Seasons pass but there is always a new crucifer to discover! In March, kohlrabi makes his entrance. Little known among younger generations, the kohlrabi returns in market stalls including through baskets of vegetables like AMAP (Association for the Maintenance of Family Farming), which bring up to date forgotten or unloved vegetables. The kohlrabi looks like a large turnip with stems and leaves. This vegetable has long been associated with periods of deprivation of the last world war. This is probably why it has been so long neglected in France when it is consumed daily in many other countries of the world. The kohlrabi (Brassica Ooleracea) belongs to the family of crucifers.
Nutritional information
Kohlrabi provides 60mg of vitamin C per 100g (or as much as oranges), thus guaranteeing a portion of the recommended daily allowance of vitamin C. Like other crucifers, kohlrabi provides magnesium (40 mg/100g), calcium (70mg/100g), B vitamins (B3: 1.7mg/100g and B5: 0.1mg/100g) and fibers (1.2 g/100g).

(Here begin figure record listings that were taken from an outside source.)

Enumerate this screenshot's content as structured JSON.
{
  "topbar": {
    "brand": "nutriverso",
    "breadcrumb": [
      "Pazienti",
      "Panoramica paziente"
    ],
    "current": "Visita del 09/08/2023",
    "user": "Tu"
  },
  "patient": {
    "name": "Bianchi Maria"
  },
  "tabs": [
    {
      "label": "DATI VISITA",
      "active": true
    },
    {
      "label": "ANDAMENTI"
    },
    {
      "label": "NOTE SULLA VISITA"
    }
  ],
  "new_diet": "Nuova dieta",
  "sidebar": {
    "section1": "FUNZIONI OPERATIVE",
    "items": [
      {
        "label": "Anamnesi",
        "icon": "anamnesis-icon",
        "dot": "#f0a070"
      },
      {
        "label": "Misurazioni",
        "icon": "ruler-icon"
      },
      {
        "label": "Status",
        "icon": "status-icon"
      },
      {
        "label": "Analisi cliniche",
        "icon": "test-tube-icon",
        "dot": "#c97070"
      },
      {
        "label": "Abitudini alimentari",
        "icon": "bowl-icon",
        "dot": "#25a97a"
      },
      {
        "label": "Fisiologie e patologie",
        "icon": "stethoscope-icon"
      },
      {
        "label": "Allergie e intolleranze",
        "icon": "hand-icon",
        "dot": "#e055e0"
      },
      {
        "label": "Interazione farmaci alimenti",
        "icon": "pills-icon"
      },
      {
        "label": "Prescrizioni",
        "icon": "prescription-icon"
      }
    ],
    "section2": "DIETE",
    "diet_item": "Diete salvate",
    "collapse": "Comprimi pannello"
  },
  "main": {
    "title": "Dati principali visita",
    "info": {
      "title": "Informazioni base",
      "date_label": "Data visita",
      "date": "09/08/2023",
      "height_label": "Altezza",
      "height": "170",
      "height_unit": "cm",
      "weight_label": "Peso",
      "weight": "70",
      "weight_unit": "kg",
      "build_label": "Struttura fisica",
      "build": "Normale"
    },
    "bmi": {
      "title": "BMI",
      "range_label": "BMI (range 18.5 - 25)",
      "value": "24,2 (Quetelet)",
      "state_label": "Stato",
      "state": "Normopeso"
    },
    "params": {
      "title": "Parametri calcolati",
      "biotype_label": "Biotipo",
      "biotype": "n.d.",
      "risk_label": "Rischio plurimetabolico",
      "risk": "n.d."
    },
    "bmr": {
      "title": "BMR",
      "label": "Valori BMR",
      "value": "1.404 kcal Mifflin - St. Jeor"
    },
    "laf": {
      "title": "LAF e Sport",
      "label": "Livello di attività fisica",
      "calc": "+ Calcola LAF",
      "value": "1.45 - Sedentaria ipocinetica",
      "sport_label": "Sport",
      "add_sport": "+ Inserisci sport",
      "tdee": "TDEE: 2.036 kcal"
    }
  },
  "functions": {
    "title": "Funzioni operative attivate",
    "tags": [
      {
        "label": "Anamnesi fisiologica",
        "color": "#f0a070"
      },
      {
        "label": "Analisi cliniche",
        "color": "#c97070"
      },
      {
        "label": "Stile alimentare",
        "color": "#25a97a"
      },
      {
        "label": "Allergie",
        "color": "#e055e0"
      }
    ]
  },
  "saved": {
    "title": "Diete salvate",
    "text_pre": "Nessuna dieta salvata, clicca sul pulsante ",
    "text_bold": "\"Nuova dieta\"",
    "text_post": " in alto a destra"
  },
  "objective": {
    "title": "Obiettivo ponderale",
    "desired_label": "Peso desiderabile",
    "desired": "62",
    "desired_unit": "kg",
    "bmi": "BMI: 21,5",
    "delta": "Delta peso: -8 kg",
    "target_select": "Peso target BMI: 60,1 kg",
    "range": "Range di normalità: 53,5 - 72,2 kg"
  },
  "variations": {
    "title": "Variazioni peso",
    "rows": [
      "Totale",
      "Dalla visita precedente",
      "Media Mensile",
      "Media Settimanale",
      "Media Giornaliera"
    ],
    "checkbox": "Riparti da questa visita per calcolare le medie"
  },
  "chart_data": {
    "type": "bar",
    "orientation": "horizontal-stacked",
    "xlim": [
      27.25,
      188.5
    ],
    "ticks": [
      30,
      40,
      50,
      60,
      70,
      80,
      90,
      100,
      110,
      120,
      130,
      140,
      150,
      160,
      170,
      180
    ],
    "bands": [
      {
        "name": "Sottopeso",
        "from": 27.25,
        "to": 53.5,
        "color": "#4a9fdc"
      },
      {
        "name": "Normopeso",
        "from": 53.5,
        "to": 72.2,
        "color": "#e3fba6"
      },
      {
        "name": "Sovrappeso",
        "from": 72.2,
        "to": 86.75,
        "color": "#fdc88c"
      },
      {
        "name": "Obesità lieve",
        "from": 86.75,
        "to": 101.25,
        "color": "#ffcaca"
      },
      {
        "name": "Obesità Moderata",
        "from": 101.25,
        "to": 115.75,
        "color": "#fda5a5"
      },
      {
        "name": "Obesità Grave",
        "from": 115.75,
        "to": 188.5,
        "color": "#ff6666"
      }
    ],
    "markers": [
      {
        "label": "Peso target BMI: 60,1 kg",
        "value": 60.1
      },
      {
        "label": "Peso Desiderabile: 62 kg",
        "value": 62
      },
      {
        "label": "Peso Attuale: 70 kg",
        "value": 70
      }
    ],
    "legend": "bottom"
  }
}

Similarly, kohlrabi preferably consumed raw or undercooked contains glucosinolates which, when ingested, can be converted to specific molecules that participate in limiting the development of some cancers (1) (2). The kohlrabi is undoubtedly a vegetable very rich in nutrients and low in calories. It definitely deserves to be better known!
How to taste it ?
Kohlrabi season begins in March in France and it is high time integrating it to your menus. Kohlrabi is cooked like a turnip, a carrot, a parsnip. This means that it fits in the preparation of many dishes, soups, stews, purees, wok vegetables, etc. However, it is best eaten raw because it thus preserves all its flavors ! Try it as an appetizer cut into sticks, in salads, cut into thin slices, grated associated with other seasonal vegetables (carrots, raw beetroot) and seasoned with a French dressing or with a sweet and sour Japanese sauce.